Some things are missing: KS1 pupils no longer need to find out about the plants and animals in their local environment, and at KS2 there is no mention of the water cycle.
The effects of tobacco and alcohol on the body have been moved to the area of Understanding Physical Development, Health and Wellbeing.
Design and technology: the draft new curriculum states that children will continue to develop and create designs and to use different materials to make "functional solutions to meet user needs".
The early stage of primary learning calls for pupils to investigate the properties of everyday materials and taking account of these when deciding how to make things with them. Older pupils will need to build on this and also bring in ideas "from other cultures and times".

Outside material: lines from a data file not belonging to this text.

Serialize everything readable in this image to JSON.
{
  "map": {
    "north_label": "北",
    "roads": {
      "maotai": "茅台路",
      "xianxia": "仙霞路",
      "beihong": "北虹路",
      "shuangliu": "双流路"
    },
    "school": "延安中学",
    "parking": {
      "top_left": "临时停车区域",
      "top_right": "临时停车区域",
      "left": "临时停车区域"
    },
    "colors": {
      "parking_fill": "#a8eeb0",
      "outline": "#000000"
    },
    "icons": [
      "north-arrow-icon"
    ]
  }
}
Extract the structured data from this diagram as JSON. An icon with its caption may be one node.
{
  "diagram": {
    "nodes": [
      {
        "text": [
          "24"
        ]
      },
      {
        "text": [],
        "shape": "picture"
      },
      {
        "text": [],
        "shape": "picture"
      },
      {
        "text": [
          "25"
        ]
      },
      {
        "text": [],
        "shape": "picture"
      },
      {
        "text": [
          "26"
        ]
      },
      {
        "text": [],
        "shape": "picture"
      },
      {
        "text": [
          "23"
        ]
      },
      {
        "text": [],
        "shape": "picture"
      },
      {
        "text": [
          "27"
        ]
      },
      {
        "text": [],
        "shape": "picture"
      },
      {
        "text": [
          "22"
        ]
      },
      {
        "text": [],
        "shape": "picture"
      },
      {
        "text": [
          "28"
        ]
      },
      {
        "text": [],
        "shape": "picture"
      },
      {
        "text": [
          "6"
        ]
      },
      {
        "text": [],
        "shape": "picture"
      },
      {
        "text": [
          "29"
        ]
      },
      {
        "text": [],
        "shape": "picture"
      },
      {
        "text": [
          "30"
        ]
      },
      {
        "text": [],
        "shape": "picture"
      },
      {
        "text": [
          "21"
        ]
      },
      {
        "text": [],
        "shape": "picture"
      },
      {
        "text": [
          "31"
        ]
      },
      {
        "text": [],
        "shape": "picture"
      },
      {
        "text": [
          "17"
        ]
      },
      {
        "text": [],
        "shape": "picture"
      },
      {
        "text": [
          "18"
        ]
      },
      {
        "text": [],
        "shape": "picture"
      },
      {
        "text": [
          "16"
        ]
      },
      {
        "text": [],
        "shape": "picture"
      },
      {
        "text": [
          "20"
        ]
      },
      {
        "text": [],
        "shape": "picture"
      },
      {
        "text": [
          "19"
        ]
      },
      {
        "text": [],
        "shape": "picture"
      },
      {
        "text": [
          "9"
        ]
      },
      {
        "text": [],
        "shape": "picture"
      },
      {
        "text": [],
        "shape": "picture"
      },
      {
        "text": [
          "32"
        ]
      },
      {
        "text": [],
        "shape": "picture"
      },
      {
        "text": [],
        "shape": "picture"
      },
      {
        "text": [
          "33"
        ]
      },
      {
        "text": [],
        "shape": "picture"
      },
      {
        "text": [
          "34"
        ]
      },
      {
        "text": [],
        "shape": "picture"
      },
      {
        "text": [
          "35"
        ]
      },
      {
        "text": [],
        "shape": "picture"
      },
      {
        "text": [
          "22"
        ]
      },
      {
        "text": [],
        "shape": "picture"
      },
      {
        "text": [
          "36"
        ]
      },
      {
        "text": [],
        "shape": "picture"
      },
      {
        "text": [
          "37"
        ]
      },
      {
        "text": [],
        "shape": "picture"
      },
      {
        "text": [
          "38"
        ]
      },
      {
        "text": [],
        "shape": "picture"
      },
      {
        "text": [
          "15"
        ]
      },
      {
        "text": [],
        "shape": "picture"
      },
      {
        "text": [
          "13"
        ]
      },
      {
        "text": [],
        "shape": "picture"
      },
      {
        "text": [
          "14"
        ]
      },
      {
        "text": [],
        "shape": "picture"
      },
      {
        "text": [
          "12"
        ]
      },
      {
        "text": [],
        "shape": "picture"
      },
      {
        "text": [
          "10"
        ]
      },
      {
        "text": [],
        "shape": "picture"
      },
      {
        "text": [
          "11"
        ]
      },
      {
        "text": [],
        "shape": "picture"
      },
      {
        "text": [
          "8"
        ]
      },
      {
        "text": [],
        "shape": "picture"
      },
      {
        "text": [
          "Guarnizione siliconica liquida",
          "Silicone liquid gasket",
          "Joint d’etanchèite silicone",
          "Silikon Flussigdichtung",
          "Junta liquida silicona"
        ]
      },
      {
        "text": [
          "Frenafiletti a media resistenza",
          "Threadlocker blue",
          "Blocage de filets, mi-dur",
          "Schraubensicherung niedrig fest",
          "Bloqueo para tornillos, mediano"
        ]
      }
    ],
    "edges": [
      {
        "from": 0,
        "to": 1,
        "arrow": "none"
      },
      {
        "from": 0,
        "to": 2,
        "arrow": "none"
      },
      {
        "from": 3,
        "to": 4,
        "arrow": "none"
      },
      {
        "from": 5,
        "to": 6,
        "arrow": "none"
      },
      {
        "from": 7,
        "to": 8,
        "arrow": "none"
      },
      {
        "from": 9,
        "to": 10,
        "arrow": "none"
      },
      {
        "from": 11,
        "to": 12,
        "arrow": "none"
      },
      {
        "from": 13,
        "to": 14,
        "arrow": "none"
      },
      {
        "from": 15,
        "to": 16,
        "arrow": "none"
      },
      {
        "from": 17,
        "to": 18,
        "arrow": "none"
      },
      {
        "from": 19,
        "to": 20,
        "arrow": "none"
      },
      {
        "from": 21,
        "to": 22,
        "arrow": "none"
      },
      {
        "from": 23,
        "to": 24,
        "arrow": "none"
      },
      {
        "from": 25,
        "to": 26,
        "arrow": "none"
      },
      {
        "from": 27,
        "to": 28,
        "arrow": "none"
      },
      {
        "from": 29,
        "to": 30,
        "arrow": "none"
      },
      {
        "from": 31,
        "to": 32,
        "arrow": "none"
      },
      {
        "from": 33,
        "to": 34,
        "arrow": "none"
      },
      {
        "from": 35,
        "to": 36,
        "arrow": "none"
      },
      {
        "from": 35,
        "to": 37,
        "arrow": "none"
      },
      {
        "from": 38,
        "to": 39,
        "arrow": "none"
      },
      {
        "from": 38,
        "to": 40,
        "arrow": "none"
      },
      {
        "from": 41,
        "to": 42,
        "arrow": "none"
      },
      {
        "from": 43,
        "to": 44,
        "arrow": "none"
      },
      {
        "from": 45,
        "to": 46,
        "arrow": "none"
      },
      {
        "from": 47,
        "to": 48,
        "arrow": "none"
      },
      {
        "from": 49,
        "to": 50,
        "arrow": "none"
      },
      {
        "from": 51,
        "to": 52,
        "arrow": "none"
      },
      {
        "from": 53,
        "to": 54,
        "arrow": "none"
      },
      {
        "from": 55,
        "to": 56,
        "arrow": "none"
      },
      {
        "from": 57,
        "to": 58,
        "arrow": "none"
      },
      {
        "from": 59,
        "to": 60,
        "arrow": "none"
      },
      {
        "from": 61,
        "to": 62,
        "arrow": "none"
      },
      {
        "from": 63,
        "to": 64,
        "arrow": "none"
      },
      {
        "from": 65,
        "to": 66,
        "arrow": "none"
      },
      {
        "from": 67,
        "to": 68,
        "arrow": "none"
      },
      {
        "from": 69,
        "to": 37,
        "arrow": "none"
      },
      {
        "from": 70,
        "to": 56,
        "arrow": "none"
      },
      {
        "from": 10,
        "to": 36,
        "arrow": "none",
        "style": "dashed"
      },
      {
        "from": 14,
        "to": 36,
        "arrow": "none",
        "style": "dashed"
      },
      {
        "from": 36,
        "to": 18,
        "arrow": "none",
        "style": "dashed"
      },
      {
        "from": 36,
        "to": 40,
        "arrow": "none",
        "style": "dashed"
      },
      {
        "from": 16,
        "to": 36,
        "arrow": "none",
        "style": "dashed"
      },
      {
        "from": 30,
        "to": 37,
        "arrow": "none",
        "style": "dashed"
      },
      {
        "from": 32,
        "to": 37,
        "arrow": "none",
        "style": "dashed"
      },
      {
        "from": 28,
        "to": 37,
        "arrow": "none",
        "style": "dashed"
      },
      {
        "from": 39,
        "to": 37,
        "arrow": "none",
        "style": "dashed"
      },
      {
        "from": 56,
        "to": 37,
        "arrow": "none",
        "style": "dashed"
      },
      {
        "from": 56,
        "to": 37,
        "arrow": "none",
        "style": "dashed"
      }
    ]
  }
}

As with the current curriculum, designing sandwiches and slippers are possible options - but they have not been mentioned.
Understanding Physical Development, Health and Wellbeing
PSHE: There is a new and very pointed focus on nutrition, exercise and healthy living in this area of the curriculum.
This includes a strong emphasis on the relationship between physical activity and nutrition. And there are entirely new requirements that KS2 pupils learn to plan, prepare and cook simple healthy meals.
This focus on healthy eating is even incorporated into lessons about puberty and physical development: there is a requirement that pupils learn how "hygiene, physical activity and nutrition needs might change as a result of growth and adolescence".
John Lloyd, policy adviser for the PSHE Association, said: "The link with PE is actually quite an important one, given that healthy lifestyles are central to personal wellbeing. It's related to nutrition, exercise, self- esteem, and the Government's agenda on obesity."
But he adds that it is important to ensure that sex and relationships education is not lost amid this focus on diet and exercise.
PE: Subject specialists are concerned that physical education has been buried within the curriculum, and will therefore be overlooked.
Margaret Talbot, chief executive of the Association for Physical Education, points out that the words "physical education" do not appear until the curriculum is broken down into detailed sections.
She adds that, in countries such as Australia and South Africa, where PE was similarly buried, it gradually slid out of the curriculum.
But PE specialists have welcomed the new links between PSHE and social and emotional wellbeing. "There are a lot of common concepts," said Professor Talbot. "Challenge, risk, enterprise."
However, the new curriculum encourages a range and breadth of different sporting activities. These are detailed more explicitly - the explanatory notes mention football, rugby, tennis, ballroom dancing and trampolining - than in the previous version, which merely referred in more general terms to "competitive net, strikingfielding and invasion games".